Tools and Materials:
- Plywood or particle board, ¾-by-12-inches wide
- Bench saw
- Planer blade
- Tape measure
- Drill and bit
- Wood screws
- Edge banding
Step 1 – Determine Needed Space
Before you begin cutting your wood pieces, determine how much space you'll need for your shoes. First, separate your shoes into types. If you have dress boots, snow boots, hiking boots or other types of shoes that may require more space, gather them into a group where you can count them. The same goes for flat shoes, such as sandals, that may take up less space than your conventional shoes. Traditional shoes can typically be accommodated by a space 6 inches high, 8 inches wide and 12 inches deep. Determining the space each type of shoe will occupy and then multiplying this figure by the number of shoe pairs you have of that type will tell you how to plan your shoe rack space.

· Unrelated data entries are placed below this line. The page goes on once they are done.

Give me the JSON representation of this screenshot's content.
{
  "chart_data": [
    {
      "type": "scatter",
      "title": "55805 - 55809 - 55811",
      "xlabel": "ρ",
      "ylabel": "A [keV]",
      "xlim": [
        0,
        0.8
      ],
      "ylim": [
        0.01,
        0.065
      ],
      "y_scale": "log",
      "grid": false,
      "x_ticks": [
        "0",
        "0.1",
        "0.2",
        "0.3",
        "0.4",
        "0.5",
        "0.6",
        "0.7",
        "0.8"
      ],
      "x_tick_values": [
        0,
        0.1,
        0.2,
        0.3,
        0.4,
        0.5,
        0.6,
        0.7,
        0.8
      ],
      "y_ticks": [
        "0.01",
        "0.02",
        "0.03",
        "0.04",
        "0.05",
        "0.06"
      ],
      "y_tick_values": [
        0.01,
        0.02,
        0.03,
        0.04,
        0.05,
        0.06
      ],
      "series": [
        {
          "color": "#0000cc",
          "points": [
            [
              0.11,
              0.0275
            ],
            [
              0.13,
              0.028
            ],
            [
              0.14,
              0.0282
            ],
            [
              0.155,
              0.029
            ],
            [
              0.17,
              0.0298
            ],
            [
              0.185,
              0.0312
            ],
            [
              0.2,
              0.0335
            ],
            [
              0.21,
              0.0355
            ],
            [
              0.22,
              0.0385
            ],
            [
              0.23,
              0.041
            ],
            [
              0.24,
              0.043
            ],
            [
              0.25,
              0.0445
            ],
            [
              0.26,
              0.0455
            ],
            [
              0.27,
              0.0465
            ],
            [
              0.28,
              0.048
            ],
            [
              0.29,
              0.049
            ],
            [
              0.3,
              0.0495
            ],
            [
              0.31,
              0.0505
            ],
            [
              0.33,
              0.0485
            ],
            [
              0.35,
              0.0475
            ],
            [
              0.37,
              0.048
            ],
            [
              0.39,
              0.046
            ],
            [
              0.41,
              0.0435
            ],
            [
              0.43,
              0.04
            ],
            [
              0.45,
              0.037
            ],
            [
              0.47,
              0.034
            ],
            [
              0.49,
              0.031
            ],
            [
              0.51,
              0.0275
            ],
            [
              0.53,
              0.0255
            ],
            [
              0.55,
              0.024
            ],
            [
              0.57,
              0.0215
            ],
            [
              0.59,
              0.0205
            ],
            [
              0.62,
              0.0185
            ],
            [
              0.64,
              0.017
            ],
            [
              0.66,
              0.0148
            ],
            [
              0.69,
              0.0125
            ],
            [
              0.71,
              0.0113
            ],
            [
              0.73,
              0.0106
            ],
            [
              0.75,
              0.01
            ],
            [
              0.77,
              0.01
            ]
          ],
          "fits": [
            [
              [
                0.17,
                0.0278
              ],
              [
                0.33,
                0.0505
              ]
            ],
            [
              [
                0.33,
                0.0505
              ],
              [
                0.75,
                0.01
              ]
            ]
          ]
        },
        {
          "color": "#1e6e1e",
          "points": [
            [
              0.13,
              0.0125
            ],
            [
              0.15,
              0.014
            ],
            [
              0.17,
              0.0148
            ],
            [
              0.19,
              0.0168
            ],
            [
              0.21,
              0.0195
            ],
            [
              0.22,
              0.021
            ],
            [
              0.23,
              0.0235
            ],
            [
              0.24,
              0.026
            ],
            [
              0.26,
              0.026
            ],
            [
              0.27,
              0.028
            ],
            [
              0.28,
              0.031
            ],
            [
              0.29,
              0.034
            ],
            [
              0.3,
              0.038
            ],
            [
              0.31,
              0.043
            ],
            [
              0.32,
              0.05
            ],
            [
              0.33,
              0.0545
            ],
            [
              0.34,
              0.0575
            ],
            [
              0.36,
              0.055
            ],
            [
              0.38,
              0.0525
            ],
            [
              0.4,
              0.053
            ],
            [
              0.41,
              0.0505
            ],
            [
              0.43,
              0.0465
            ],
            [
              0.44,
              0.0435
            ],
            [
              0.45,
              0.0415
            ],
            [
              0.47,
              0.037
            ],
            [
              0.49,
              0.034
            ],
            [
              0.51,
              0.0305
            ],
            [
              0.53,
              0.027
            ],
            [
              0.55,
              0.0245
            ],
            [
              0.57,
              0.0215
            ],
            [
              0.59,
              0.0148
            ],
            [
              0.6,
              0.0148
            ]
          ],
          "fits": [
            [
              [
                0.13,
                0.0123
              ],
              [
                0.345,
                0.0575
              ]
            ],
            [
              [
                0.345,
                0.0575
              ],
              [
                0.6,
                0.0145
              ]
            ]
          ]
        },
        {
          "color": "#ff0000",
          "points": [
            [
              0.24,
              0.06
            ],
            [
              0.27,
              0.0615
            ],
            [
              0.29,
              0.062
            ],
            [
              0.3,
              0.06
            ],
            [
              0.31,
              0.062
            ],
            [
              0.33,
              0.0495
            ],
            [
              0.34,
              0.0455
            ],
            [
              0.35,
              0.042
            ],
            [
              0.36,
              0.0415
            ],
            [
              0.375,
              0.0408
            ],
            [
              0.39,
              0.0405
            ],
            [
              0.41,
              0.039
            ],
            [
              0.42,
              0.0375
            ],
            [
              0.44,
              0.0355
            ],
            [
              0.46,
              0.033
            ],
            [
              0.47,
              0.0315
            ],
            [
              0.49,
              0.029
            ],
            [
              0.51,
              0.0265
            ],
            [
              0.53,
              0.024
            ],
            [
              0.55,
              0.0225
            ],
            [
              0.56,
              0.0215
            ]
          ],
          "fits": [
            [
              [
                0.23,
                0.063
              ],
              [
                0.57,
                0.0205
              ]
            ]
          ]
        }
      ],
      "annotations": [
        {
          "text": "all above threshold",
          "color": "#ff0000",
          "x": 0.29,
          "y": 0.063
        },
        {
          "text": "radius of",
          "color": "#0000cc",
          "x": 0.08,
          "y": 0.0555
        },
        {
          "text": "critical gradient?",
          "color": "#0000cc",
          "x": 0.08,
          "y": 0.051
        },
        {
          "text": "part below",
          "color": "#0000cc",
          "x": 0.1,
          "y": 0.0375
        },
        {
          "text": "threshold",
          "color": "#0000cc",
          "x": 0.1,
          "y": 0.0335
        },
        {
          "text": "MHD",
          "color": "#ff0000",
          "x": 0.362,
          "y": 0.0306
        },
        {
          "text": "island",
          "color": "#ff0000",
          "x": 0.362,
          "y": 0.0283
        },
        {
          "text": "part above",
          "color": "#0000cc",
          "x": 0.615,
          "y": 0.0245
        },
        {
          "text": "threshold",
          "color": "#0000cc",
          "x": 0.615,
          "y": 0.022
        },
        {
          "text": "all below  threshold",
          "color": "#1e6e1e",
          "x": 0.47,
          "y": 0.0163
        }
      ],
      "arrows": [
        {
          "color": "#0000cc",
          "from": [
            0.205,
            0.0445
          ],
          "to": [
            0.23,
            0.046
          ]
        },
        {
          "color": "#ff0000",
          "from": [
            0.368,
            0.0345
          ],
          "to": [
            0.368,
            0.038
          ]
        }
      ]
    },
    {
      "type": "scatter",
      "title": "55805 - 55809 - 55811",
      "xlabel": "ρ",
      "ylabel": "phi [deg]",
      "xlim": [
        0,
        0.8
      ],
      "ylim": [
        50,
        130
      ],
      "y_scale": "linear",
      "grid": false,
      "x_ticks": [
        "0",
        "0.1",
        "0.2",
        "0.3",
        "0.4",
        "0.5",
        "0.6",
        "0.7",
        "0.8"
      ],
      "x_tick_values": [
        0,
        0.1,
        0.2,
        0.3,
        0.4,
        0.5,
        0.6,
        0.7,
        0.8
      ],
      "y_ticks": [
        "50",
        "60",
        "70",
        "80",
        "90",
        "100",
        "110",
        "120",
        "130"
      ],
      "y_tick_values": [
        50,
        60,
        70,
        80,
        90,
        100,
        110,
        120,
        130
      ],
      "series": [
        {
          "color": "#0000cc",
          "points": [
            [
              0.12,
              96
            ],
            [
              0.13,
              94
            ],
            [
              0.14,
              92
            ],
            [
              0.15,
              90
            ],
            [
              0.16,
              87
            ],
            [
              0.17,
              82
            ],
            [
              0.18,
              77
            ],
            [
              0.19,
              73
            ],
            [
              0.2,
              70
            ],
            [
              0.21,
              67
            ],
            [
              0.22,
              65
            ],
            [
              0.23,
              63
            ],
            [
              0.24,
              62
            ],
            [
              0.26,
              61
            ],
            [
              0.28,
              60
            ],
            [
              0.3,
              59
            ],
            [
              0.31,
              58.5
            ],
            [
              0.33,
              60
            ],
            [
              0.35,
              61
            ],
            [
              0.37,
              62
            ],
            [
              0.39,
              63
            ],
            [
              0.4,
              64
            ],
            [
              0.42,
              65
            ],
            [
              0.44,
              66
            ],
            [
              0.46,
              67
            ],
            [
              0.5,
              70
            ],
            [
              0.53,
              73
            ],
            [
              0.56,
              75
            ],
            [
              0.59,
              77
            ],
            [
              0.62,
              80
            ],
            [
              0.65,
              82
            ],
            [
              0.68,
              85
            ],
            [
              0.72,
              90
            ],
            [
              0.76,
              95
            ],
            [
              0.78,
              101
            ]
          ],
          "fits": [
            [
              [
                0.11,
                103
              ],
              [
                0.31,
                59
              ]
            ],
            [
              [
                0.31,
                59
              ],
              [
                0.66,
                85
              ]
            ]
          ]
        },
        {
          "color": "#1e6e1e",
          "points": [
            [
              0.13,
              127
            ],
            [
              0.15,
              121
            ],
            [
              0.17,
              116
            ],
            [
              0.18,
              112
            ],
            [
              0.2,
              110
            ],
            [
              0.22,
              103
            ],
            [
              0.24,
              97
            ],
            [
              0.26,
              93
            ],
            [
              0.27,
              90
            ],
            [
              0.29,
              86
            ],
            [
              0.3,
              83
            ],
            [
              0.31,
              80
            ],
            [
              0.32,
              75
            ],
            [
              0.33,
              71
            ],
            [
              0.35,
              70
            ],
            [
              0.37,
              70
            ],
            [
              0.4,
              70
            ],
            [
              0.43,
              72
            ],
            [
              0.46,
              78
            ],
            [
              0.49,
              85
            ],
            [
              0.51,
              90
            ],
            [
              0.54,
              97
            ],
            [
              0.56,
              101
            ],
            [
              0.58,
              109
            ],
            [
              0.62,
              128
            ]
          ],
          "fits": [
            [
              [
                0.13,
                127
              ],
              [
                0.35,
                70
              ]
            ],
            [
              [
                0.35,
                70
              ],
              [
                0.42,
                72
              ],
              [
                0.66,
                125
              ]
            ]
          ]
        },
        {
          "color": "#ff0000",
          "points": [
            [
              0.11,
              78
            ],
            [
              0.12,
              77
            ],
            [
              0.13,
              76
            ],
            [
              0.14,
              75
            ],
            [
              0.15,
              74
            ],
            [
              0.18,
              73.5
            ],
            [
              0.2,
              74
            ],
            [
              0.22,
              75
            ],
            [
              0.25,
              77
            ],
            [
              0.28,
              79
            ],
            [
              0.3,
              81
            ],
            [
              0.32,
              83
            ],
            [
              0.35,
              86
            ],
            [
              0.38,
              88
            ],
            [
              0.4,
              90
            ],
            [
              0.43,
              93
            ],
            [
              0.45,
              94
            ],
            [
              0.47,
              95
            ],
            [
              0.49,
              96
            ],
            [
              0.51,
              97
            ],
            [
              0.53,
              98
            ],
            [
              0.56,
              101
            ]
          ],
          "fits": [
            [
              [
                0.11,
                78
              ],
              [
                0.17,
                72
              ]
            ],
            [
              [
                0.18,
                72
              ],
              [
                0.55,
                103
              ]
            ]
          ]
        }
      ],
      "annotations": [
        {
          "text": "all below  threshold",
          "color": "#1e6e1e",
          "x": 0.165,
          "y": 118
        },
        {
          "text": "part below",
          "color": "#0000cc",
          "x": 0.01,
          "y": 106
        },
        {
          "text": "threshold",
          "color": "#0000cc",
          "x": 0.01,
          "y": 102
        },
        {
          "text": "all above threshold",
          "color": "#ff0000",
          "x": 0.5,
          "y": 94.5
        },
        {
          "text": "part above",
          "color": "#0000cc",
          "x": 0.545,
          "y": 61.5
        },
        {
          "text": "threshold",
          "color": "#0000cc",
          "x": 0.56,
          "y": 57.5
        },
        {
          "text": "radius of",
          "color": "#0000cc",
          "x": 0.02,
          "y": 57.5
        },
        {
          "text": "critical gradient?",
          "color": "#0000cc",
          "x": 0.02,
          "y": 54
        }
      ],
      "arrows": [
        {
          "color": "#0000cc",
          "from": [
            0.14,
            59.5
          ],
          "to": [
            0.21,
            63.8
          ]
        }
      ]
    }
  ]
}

Step 2 – Cut Your Wood Pieces
Assuming your shoes are all the conventional style, that you own 16 pairs of these shoes and that your shoe rack must fit into a space 52 inches wide, cut these pieces of shelf wood:
- 2 pieces 22 ¼ inches long
- 3 pieces 48 ¾ inches long
- 3 pieces 6 inches long
If you would like your cut edges to be smooth, use a planing blade to cut the pieces.
Step 3 – Assemble Your Pieces
To assemble your cut shelving pieces, place the two medium-length pieces on their narrow sides. Set the pieces parallel to each other and at least 49 inches apart. These pieces will be your shelf side pieces. Be sure the surface you lay them on is not going to scratch or mar their surfaces. Now, fit one of the cross pieces (48 ¾ inches) between the side pieces. This will be your bottom shelf. From the bottom edge of your two side pieces, measure up 6 inches and make marks with your pencil from one outside edge to the other outside edge. Using your carpenter’s square, draw one line across the inside surface of each of the two side pieces.
Drill three holes in the line drawn on a side piece (one in the center and one near each of the sides). Repeat this drilling with the other side piece. Fit the two ends of your shelf against these drilled holes. Then place your drill bit through the drilled side board holes and drill guide holes into the shelf ends. Then attach the shelf by driving screws through the side boards and into the shelf end holes. Attach the other shelves, using the same procedure and spacing them 6 inches apart.
Step 4 – Insert the Support Pieces
Place a 6-inch support piece between each shelf, halfway between the shelf ends. Then fasten them in place with wood screws. Be sure all support pieces are lined up evenly before attaching them.